Once a design concept is approved, designers turn the paper sketch into a digital wireframe — a detailed grayscale blueprint of a product's UI. Whereas paper wireframes illustrate a design concept in broad strokes, digital wireframes use detailed placeholders for images, buttons, and copy and map out the actual sizes, shapes, and locations of different product components.
Digital wireframes are more time-consuming than paper drafts, but they’re also a key resource for most of the stakeholders on a product team. The extra time it takes to create them is a necessary investment to ensure a smooth product design process. Before designers start working on designing the actual user interface, UX teams use the detailed wireframe to make decisions about the product's user experience design. UX writers can use wireframes to start drafting product copy, and engineers can look at wireframe user flows to understand the scope and technical feasibility of the project that lies ahead.

What's a mockup?

A mockup is a complete design of a product's UI. It's the natural next step in the wireframing process when placeholders are replaced with the actual components they represent. Some teams even refer to mockups as "high-fidelity wireframes."
An example mockup of a mobile food delivery app
Mockups fill in all of the stylistic details of a UI's visual design, like colors, fonts, typography, icons, and images. They also illustrate the information architecture of each screen — how copy is organized, formatted, and presented in a way that guides the user intuitively toward their goals.
Depending on the team and the product, designers may hand off the mockup and associated documentation to the developer to build. When a design is more complex, or if the product is brand new, the designers may opt to turn the mockup into a prototype.

What's a prototype?

A prototype is a mockup with clickable functions that illustrate how the user will move between mockup screens. Prototypes don't use any code — prototyping tools like Figma, Adobe XD, or Axure allow designers to add basic functions like hover states, clickable buttons and menus, and animations that replicate how the UI will respond to the user's actions.
Interactive prototypes allow designers to run usability tests on a product's UI by previewing basic functions like screen transitions and component states. Product managers may also bring in small groups to perform early-stage user testing and gather feedback on their experience navigating the product interface.

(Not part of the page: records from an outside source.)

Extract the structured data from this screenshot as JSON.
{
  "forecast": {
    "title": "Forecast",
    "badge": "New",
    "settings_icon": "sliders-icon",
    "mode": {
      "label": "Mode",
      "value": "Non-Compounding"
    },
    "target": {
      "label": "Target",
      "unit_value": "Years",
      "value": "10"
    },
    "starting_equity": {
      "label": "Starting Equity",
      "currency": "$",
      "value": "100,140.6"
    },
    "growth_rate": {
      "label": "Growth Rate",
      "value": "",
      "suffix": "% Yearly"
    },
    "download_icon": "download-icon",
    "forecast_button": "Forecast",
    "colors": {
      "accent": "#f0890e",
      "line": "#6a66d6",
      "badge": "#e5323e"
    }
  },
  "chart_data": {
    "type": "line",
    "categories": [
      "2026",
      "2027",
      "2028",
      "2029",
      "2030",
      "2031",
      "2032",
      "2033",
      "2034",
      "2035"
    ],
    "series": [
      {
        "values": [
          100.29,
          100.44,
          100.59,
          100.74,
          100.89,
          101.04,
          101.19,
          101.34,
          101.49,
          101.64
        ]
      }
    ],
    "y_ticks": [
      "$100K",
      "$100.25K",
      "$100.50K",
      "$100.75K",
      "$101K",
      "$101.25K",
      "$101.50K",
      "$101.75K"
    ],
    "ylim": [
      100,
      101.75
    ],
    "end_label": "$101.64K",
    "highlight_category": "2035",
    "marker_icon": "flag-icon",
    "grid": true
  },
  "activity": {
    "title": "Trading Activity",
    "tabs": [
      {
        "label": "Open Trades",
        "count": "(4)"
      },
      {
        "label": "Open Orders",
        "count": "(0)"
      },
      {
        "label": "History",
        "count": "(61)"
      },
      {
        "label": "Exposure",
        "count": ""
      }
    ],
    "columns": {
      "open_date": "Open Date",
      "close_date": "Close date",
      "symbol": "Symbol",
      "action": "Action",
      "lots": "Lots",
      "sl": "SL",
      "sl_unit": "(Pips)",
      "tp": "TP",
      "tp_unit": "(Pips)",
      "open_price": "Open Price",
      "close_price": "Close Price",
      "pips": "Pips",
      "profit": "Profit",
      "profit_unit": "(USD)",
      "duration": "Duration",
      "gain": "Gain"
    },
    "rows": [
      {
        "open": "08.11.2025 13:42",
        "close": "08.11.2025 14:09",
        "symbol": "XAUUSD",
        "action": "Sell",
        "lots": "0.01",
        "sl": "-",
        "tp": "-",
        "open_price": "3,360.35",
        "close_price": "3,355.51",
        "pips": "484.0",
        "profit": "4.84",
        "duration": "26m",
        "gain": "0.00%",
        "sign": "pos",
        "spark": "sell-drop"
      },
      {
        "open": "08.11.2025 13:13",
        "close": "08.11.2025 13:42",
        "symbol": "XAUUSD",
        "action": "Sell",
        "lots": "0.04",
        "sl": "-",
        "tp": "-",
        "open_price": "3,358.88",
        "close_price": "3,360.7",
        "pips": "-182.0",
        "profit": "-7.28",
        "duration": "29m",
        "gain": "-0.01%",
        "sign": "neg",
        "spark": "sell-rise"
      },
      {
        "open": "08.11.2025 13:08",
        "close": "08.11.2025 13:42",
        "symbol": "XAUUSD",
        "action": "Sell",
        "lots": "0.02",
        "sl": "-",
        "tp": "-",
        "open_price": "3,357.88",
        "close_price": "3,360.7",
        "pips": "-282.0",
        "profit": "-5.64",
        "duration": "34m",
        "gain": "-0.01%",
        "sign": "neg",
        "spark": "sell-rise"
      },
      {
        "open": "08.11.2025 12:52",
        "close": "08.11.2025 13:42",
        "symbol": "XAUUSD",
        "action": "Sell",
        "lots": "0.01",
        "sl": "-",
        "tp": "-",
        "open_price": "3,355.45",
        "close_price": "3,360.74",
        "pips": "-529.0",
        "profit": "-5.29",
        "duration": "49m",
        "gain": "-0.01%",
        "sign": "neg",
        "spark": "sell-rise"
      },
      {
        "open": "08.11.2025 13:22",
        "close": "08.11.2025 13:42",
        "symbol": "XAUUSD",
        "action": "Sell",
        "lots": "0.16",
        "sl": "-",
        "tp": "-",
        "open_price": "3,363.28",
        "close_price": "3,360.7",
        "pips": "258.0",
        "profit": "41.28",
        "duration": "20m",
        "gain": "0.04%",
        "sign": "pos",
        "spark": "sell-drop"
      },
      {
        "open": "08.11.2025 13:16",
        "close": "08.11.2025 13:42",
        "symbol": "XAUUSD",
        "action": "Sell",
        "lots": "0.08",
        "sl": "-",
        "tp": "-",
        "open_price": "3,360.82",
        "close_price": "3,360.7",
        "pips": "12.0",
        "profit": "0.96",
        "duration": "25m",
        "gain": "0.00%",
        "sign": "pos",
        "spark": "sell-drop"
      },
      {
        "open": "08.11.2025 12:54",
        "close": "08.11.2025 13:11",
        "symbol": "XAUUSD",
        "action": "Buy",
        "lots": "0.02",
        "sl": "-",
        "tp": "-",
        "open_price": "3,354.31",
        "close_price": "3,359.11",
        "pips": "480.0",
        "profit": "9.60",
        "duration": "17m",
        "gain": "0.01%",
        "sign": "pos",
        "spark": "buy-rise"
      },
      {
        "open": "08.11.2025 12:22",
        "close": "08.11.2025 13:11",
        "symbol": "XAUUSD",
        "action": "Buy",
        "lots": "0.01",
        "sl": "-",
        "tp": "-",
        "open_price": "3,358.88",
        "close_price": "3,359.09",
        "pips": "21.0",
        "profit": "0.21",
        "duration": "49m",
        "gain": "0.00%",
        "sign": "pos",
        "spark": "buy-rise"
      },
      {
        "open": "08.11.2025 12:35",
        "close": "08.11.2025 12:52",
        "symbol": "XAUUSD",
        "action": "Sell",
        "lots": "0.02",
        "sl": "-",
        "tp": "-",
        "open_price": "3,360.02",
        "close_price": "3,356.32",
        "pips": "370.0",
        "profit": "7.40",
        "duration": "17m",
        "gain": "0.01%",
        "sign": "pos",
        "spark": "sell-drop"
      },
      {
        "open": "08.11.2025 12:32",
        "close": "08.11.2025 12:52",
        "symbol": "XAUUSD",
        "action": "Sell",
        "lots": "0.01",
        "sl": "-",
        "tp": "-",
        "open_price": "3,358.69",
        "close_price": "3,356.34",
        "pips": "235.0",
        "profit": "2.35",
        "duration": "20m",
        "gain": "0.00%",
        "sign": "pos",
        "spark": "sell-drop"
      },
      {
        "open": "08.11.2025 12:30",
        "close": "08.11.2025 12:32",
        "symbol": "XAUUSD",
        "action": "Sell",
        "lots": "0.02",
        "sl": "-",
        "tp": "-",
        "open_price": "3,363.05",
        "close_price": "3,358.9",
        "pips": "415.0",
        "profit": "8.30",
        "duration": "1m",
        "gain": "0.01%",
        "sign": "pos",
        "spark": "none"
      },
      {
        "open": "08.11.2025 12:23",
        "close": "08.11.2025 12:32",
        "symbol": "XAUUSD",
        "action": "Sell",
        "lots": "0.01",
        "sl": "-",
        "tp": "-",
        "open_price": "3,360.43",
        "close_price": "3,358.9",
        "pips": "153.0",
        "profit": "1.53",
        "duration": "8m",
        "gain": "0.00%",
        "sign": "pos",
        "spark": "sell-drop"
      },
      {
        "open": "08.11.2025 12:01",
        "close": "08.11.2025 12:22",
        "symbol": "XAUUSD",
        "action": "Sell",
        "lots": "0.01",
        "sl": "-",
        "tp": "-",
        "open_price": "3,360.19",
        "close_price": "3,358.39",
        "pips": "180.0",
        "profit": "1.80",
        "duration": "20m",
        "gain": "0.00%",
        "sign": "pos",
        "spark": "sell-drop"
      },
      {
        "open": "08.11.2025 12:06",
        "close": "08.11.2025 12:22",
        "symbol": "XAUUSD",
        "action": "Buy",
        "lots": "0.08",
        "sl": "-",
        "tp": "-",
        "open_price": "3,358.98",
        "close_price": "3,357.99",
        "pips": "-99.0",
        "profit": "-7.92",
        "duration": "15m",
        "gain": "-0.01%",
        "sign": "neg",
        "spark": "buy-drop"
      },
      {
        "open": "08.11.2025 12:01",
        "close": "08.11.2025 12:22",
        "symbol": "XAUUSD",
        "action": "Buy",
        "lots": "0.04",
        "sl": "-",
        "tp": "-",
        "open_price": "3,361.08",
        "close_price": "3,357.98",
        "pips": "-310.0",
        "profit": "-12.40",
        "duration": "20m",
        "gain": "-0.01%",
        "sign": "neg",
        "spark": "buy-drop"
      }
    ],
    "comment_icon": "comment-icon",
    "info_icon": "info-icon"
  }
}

Low-fi vs. high-fi prototypes

In general, when someone refers to a prototype, they're referring to a high-fidelity prototype. High-fidelity prototypes are created from finalized UI mockups.
However, there are some situations where it makes sense to test the product's usability before starting on the UI's visual design. If a product's layout is particularly unique or complex, UX designers may want to preview its basic architecture and navigation and make changes that could impact UI design decisions.
In these cases, designers may create a low-fidelity prototype, which is a clickable version of a digital wireframe. Just like in a wireframe, placeholders represent UI components like buttons and menus. But in a low-fi prototype, those placeholders will also behave like the components they represent — button placeholders will be clickable, menu placeholders will trigger screen transitions, etc. Prototypes may also include actual product copy (as opposed to placeholder text, which is more common in wireframes) so that testers can give feedback on the product's information architecture as well as the overall user experience.
The key to ensuring a smooth product design process is creating rock-solid, high-quality design artifacts that the whole team can use throughout the whole product cycle. It's tricky to strike a balance between creating all of the resources your team needs and managing a project's time and resource constraints. Understanding the differences between wireframes, mockups, and prototypes — and between the high-fi and low-fi iterations of each — can help you find the most efficient, productive way to equip your team, create high-quality products, and hit all of your deadlines.